Deux jeunes agentes administratives du tribunal judiciaire de Marseille ont été mises en examen vendredi 5 décembre, a appris Le Monde mardi 9 décembre. Elles travaillaient toutes deux dans un service civil du tribunal. Leur implication dans des consultations illégales de fichiers judiciaires apparaît, à ce stade de l’enquête, très différente : occasionnelle pour l’une, massive et lucrative pour l’autre, qui aurait monnayé l’accès à ces données à un interlocuteur proche de la DZ Mafia.
Mesures judiciaires et suites immédiates
La juge d’instruction a placé la première agente sous contrôle judiciaire et lui a imposé une interdiction professionnelle d’exercer. Pour la seconde, le parquet de Marseille avait requis un placement en détention provisoire, mais le juge des libertés et de la détention a opté pour un contrôle judiciaire strict.
Ce contrôle judiciaire interdit à cette deuxième personne de fréquenter le palais de justice de Marseille et lui ferme l’accès à tout emploi dans les ministères de la justice, de l’intérieur et de la défense.
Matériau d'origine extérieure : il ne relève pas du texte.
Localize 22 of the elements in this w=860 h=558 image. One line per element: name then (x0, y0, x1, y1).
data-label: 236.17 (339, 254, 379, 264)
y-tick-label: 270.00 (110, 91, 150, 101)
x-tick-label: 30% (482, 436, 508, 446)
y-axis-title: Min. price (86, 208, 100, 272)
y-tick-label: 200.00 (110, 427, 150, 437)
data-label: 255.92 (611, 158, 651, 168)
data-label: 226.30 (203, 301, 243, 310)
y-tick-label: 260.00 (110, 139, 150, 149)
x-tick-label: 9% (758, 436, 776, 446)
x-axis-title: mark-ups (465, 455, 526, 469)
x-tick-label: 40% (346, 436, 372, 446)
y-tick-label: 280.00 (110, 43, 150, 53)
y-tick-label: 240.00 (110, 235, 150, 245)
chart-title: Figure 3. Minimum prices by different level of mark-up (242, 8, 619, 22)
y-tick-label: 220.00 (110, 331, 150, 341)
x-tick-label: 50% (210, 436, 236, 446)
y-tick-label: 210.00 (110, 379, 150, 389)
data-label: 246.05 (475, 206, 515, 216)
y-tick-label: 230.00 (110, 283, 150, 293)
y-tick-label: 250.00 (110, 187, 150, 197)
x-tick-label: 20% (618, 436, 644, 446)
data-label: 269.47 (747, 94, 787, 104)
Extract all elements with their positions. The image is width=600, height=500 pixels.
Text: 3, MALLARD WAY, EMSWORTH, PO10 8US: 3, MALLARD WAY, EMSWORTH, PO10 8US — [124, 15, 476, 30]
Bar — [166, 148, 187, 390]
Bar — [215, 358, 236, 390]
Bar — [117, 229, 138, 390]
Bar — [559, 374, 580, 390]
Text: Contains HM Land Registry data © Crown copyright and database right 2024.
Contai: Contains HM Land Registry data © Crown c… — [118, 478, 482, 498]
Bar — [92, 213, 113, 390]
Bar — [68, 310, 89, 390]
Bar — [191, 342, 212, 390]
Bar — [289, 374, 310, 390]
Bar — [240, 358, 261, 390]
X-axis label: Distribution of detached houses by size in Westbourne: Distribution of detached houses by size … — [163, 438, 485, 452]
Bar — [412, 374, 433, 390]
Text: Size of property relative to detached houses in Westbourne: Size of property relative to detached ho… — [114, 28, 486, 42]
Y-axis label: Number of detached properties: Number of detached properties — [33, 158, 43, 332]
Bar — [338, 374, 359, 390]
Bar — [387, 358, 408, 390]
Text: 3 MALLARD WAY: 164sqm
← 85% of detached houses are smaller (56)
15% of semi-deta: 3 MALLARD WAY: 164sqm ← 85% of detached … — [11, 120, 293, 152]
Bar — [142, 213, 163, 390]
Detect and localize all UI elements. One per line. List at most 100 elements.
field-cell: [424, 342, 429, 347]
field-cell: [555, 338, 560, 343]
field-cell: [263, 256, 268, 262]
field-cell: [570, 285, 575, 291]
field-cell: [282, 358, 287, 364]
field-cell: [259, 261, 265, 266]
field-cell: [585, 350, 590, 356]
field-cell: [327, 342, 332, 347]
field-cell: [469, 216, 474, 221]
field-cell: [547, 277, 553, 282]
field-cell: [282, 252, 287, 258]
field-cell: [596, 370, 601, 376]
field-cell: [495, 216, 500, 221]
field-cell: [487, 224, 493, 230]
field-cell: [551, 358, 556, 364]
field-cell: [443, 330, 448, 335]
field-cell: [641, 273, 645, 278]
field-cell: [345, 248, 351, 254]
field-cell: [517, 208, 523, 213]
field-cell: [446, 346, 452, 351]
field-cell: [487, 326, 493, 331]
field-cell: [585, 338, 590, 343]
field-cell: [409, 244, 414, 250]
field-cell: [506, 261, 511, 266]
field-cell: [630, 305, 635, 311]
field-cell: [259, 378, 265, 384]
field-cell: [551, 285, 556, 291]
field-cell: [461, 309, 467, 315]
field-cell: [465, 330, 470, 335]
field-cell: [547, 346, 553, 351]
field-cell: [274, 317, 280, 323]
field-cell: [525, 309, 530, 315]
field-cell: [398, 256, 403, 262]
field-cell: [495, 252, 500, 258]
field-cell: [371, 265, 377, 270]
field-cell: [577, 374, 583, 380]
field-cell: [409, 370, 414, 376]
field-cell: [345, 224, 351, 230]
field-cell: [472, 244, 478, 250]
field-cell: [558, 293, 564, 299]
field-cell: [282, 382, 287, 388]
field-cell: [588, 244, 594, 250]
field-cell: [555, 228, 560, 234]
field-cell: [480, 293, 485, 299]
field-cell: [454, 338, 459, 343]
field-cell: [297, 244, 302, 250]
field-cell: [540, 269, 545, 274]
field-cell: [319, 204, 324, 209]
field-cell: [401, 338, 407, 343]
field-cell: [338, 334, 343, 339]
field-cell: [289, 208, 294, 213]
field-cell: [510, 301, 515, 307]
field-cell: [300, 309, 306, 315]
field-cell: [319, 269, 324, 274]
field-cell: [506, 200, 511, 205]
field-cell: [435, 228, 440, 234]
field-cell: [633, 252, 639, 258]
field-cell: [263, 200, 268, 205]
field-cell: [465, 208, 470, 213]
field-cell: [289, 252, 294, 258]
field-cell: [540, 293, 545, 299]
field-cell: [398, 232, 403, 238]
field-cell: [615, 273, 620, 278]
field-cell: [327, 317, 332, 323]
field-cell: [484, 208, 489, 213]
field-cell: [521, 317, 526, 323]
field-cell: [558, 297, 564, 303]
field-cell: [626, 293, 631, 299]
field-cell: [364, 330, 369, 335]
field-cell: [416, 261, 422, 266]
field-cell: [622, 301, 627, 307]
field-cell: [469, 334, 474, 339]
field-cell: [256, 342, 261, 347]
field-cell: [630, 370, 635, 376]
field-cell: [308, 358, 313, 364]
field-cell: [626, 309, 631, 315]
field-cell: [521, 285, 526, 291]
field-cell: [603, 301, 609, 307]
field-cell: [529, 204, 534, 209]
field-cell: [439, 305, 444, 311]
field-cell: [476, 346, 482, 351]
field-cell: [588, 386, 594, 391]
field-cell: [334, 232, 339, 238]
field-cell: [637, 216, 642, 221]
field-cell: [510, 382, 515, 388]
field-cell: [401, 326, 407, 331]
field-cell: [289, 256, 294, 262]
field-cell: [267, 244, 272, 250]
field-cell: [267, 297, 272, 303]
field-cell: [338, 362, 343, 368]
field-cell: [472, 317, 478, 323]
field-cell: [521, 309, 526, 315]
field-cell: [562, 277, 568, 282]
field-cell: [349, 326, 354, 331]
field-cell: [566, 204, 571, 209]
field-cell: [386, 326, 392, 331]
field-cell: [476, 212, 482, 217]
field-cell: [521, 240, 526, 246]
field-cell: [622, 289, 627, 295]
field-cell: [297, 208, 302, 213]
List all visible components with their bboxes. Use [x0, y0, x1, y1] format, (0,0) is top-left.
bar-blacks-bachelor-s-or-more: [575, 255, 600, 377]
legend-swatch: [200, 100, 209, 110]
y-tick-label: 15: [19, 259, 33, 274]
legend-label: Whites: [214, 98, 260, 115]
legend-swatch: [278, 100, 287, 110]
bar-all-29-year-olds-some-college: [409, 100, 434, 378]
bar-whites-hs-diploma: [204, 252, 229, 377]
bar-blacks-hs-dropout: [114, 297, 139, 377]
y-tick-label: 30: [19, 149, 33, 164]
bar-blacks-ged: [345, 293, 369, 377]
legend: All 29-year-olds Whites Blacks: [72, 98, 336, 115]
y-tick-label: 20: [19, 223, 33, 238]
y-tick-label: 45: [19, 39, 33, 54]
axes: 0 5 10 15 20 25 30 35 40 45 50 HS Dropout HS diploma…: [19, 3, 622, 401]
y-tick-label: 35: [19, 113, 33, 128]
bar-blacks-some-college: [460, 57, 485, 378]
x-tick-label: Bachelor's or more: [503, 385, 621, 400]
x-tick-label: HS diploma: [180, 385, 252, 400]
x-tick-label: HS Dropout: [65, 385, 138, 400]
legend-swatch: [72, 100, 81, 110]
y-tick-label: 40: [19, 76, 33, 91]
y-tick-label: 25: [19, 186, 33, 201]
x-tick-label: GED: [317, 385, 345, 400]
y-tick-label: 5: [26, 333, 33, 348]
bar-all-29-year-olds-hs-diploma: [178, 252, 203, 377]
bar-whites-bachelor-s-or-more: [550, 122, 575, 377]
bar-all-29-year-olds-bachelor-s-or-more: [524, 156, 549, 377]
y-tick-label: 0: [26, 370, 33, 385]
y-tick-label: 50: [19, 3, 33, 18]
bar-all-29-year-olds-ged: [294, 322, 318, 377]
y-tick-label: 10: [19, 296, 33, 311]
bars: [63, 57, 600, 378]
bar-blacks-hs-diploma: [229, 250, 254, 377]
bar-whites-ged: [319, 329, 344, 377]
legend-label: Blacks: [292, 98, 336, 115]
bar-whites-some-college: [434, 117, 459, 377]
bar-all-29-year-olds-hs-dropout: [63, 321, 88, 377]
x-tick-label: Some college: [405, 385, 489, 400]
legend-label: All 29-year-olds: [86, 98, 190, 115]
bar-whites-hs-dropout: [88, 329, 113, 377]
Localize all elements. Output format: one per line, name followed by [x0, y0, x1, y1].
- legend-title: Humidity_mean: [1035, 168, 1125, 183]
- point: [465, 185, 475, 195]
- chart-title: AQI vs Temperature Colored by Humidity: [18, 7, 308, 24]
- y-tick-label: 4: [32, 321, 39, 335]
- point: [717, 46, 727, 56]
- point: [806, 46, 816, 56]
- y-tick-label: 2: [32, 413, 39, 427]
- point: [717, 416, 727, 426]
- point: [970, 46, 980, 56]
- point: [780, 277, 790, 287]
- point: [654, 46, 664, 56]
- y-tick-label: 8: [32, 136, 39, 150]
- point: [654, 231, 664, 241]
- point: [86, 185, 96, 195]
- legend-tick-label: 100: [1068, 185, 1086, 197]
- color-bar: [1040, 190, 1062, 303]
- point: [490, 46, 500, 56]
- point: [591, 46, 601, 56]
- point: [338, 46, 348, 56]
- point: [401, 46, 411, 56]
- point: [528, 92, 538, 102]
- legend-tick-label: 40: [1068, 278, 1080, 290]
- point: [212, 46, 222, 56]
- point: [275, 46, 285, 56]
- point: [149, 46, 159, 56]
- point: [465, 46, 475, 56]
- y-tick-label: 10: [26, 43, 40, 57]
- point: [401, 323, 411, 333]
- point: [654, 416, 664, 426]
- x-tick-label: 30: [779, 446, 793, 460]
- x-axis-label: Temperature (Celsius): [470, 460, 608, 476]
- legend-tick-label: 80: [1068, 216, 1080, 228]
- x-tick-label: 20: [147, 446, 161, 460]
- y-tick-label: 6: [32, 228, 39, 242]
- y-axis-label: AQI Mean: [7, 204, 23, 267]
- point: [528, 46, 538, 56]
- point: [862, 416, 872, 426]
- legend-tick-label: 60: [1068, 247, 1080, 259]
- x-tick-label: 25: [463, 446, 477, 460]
Le procureur de la République a fait appel de ce refus de placement sous mandat de dépôt ; l’appel sera examiné prochainement par la chambre de l’instruction de la cour d’appel d’Aix-en-Provence (Bouches-du-Rhône).
Nature des poursuites et étendue des consultations
La seconde agente, décrite dans l’instruction comme vacataire, a été mise en examen pour plusieurs faits : détournement de la finalité de traitement de données à caractère personnel, violation du secret professionnel, et révélation du secret de l’enquête et de l’instruction à une personne susceptible d’être inquiétée.
Selon les éléments communiqués au cours de l’enquête, elle aurait consulté divers fichiers concernant une cinquantaine de profils. Parmi ces consultations, huit concerneraient des dossiers liés à des affaires d’assassinat. Les investigations cherchent à déterminer la finalité de ces consultations et la nature exacte des informations communiquées à des tiers.
Liens avec des personnes proches de la DZ Mafia
L’enquête a établi des liens entre l’une des agentes et un ex-petit ami qui, bien que connu principalement pour des violences conjugales, est le cousin de Mehdi Laribi, dit « Tic ». La police judiciaire présente Mehdi Laribi comme le patron de la DZ Mafia.
Ce même ex-petit ami est également lié à un narcotrafiquant de premier plan, actuellement en fuite après une permission de sortie, selon les investigations. Le jeune homme proche de l’agente a été mis en examen notamment pour corruption passive et association de malfaiteurs. Placé sous contrôle judiciaire malgré les réquisitions d’un mandat de dépôt, il fait lui aussi l’objet d’un appel du parquet.
Enquête en cours et éléments à vérifier
Les informations révélées à ce stade proviennent des actes et des décisions de la procédure, ainsi que des révélations rapportées par Le Monde le 9 décembre. Les mises en examen concernent des infractions précises liées à l’accès et à la transmission de données judiciaires protégées.
Les magistrats cherchent à préciser la chronologie des faits, l’identité exacte des personnes auxquelles les informations ont été transmises et l’ampleur financière éventuelle des opérations alléguées. Le dossier inclut des mesures judiciaires et des réquisitions différentes selon les personnes mises en cause, ce qui traduit la distinction opérée par l’instruction entre un comportement opportuniste et des pratiques plus organisées.
Contexte et conséquences institutionnelles
La révélation selon laquelle des fichiers internes du tribunal auraient été consultés et, pour l’une des prévenues, monnayés, pose des questions sur les contrôles d’accès aux bases de données judiciaires et sur la prévention des détournements d’informations sensibles.
Sur le plan disciplinaire et administratif, les mesures d’interdiction d’exercer et l’interdiction d’emploi dans certains ministères montrent que les autorités ont déjà mis en place des verrous préventifs en attendant les suites de la procédure pénale. Les recours exercés par le parquet contre les décisions de non-placement en détention traduisent la volonté du ministère public d’obtenir des réponses judiciaires plus contraignantes.
Les développements prochains — notamment l’appel du procureur devant la chambre de l’instruction et l’avancée des investigations sur les liens entre les mis en examen et des réseaux criminels — détermineront l’orientation et l’ampleur des poursuites. Pour l’heure, l’information publiée par Le Monde sert de cadre factuel aux éléments rendus publics par la justice.